Theater Arts Department Chair Gloria Weinstock had her last directorial appearance directing "Clybourne Park" at the Diego Rivera Theater on Nov. 23. (Photo by Niko Plagakis)
Theater Arts Department Chair Gloria Weinstock had her last directorial appearance directing “Clybourne Park” at the Diego Rivera Theater on Nov. 23. (Photo by Niko Plagakis)

By Charles Innis

The Guardsman

After directing her swan song “Clybourne Park” for six productions throughout November, Theater Arts Department Chair Gloria Weinstock is leaving City College.

This same veteran instructor has once acted alongside high-profile actors like Danny Glover and has opened for musicians like Janis Joplin, Jefferson Airplane and Santana in an Afro-Haitian dance group at The Fillmore.

Her retirement comes after almost 40 years of directing and instructing for the Theater Arts Department.

Yet despite her years of activity, she does not plan on being idle in her retirement.

After some brief rest and relaxation, Weinstock aims to travel the globe and re-immerse herself in the world of theater.

“My plan is to go back into professional theater and really listen to the universe,” she said.

Although she’s departing to pursue her own acting, one cannot conclude that she hasn’t had a fair share of experience in theatre already.

Since birth Weinstock’s had her hands in a myriad of artistic and theatrical endeavors, starting with her upbringing in an artist community in North Rochelle, N.Y.

Many acclaimed thespians and artists were raising families there during Weinstock’s childhood, including Ruby Dee and Ossie Davis, the former being an original cast member of the 1959’s Broadway production “A Raisin in the Sun.”

Both Dee and Davis mentored Weinstock with acting at a young age.

The three of them, along with other actors including Sidney Poitier, were founding members of the Theater Arts Company of Westchester.

“We would tour through Westchester County doing plays,” Weinstock said. “So by the time I was 15 I had been up and down Westchester county acting with this company.”

Years down the line, she found herself moving to San Francisco at a time when a whirlwind of artists and musicians were migrating across the country to the historic Haight-Ashbury streets.

She joined an Afro-Haitian dance group called The Kwanditos and danced opening shows for now-legendary musicians at The Fillmore.

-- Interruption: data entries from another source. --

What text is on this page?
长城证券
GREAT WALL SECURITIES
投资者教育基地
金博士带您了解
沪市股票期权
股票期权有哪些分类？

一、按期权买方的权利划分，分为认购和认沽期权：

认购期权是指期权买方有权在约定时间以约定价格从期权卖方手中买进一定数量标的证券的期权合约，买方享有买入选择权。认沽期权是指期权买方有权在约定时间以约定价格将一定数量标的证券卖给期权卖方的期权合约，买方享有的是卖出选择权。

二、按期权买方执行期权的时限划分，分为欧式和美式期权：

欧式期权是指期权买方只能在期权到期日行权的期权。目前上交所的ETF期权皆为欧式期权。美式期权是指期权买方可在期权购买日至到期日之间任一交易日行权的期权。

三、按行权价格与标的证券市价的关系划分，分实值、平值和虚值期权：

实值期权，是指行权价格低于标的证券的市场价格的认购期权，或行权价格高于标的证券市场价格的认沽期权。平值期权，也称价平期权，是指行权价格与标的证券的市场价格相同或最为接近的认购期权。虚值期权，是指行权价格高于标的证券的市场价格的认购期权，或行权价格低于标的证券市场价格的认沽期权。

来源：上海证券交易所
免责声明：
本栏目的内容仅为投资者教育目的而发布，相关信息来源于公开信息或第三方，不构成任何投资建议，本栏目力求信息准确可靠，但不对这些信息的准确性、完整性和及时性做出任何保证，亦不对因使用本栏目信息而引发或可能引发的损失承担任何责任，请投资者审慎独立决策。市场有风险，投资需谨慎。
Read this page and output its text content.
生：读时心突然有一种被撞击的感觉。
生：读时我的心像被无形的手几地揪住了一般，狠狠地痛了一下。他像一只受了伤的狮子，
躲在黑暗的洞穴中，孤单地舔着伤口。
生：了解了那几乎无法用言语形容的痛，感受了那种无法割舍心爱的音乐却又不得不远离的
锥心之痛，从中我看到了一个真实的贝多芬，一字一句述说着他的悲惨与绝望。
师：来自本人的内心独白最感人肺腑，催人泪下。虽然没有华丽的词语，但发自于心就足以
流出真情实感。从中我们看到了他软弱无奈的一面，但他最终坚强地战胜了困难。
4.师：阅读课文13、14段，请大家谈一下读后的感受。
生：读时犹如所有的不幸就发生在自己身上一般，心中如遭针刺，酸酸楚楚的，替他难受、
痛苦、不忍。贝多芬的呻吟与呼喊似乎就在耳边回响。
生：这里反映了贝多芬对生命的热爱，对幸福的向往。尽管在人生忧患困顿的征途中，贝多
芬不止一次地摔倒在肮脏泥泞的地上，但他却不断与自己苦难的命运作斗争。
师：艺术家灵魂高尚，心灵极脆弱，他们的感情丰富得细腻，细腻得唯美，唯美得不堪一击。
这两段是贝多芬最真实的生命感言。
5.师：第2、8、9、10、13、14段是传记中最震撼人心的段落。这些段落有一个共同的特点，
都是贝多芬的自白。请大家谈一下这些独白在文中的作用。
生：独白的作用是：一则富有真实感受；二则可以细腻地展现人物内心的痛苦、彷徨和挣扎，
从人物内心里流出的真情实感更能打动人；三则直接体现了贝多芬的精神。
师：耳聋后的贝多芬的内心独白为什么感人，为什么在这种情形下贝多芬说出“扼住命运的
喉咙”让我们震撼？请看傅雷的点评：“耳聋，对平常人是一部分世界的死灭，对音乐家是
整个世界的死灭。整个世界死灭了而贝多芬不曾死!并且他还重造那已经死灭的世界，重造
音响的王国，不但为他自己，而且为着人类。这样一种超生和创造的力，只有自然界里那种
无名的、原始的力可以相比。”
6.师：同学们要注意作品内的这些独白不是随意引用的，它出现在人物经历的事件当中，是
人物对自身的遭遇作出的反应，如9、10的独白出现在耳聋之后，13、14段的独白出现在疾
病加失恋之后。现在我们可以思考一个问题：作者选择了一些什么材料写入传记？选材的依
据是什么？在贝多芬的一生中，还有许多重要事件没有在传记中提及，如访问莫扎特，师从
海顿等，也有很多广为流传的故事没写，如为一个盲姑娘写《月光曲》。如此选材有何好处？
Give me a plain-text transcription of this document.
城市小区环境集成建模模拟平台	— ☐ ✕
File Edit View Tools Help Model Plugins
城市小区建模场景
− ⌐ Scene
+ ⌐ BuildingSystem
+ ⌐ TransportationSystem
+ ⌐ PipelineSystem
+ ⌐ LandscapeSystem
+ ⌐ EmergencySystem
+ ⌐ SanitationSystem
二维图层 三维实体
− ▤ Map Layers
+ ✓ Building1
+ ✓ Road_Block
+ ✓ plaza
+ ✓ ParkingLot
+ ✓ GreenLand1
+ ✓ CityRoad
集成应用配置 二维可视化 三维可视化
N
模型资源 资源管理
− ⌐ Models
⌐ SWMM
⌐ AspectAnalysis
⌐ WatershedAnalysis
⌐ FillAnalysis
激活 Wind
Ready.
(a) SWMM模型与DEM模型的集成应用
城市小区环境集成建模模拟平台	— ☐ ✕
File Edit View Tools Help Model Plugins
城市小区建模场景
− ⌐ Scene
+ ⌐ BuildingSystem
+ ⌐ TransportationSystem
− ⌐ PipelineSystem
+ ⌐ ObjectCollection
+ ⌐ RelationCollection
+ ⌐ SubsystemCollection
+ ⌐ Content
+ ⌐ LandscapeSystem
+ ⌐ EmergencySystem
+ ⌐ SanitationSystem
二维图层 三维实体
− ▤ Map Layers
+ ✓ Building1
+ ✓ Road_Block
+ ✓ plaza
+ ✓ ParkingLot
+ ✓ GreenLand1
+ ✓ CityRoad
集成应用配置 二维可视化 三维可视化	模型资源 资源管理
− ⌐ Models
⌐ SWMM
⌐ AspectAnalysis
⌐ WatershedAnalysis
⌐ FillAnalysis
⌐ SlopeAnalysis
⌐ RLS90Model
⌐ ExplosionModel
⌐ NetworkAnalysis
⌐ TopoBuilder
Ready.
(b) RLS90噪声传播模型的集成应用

But Weinstock’s history with City College begins in 1972 when she began taking classes in journalism, art and theatre for her own personal fulfillment.

Eventually she was picked by the chair of the African American Studies Department to teach a black theater class. As years went on, she continued teaching and became the Theater Arts Department chair in 2003.

Weinstock has directed dozens of plays with City College and her pupils often come back to act in her productions years after taking classes with her.

Lukas Hoag has acted in Weinstock’s productions for over four semesters.

“She treats her craft like a child and at times becomes defensive for it if she feels its being treated improperly, not given its due respect,” he said, regarding her instructing.

Hoag is part of the ensemble cast in “Clybourne Park,” Weinstock’s final production with City College.

Weinstock has expressed her admiration for the Tony Award-winning play since its Broadway debut in 2012 and is proud to direct it now in the context of San Francisco today.

“The students, San Francisco, everyone here understands the issue,” she said.

Said issues in “Clybourne Park” revolve around racism, gentrification, confrontation and grief.

The play’s two acts take place in 1959 and 2009 respectively, and both involve the conflict of a family moving into a neighborhood inhabited mostly by a different racial group.

What Weinstock appreciates about it is not its topical subject, but its universally applicable themes.

“It’s about human frailties. It’s about human beings. It’s about you and me and how our proclivities take over sometimes and how we respond to internal pain,” she said. “It’s about human beings and those are the plays that last forever.”

Although “Clybourne Park” marks the end of her time with City College, Weinstock said she still considers it a home and believes the college will surmount its current accreditation battle.

“I know who my colleague are, I know how smart they are and I know that they are dedicated to the students,” Weinstock said. “And they are going to do everything they can to make sure that City College students continue to benefit from what we’ve had and we’ve been getting all these years.”